Le risposte dei giudici costituzionali, da Giuliano Amato a Marta Cartabia, passando per il prof Viganò, hanno specificato che il giudice delle leggi ha il compito precipuo di rimuovere gli ostacoli che si frappongono alla concreta, piena e corretta esecuzione della legge formale; senza poter modificare l’esistente, se non mediante una decisione di incostituzionalità. Sono mancate le risposte pubbliche in tema di ergastolo ostativo. Riguardo ai diritti di cittadinanza, la cui massima espressione è realizzata nel diritto di voto, i giudici hanno demandato alla politica la risoluzione di tale impedimento, richiamato genericamente nell”interdizione ai pubblici uffici. Ma il detenuto più arguto, ha chiesto con semplicità al Presidente Lattanzi il motivo per cui solo oggi i giudici della Costituzione si siano decisi ad entrare nelle patrie galere. La risposta è stata articolata: perché la Costituzione ha ormai raggiunto i suoi 70 anni e perché la Carta di tutti i cittadini/e difende i più deboli ma, aggiungo, forse perché l’emergenza di ribadire che l’esecuzione penale è regolata dai diritti fondamentali della persona, seppur a seguito di cesura determinata dal mancato rispetto della legge penale, resta sempre attuale. Ribadire che il cambiamento della persona è possibile, se non auspicabile, generato dall’impegno da parte delle amministrazioni deputate a tale compito, rappresenta un grande esercizio di legalità e di fiducia nelle funzioni dello Stato, anche esse quando restano invisibili alla comunità esterna.

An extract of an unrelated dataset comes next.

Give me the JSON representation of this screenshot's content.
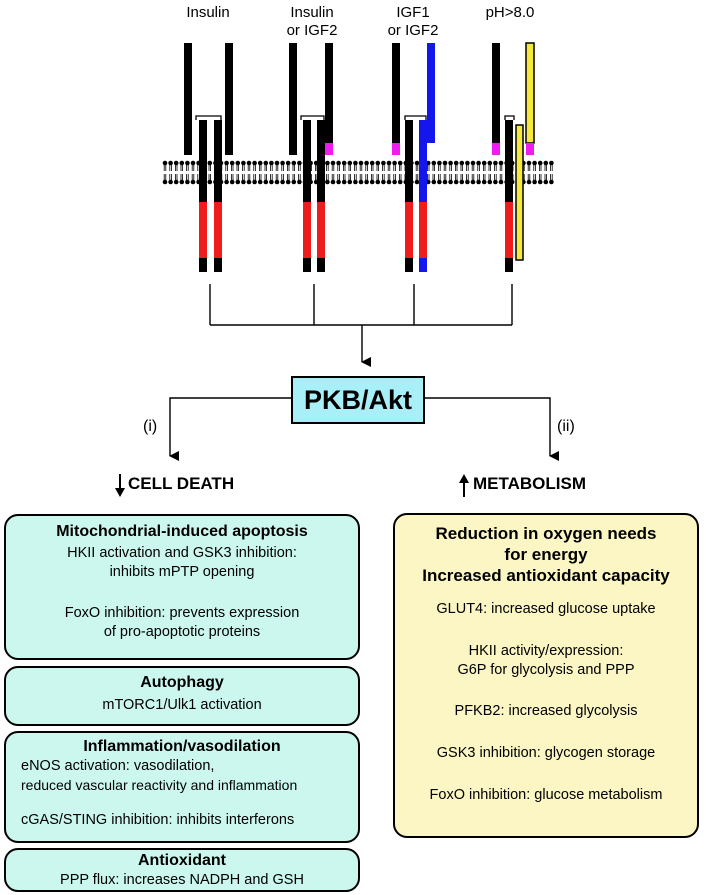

È opportuno ribadire che la rieducazione penitenziaria diventa complicata in assenza di risorse umane deputate a tale orientamento e con una cronica  carenza di opportunità professionali per i ristretti. Tuttavia, l’idea di risolvere le questioni mediante la costruzione di nuove carceri rappresenta un’idea già praticata e fallita con le “carceri d’oro” e, poco in linea con gli orientamenti garantisti della Carta costituzionale.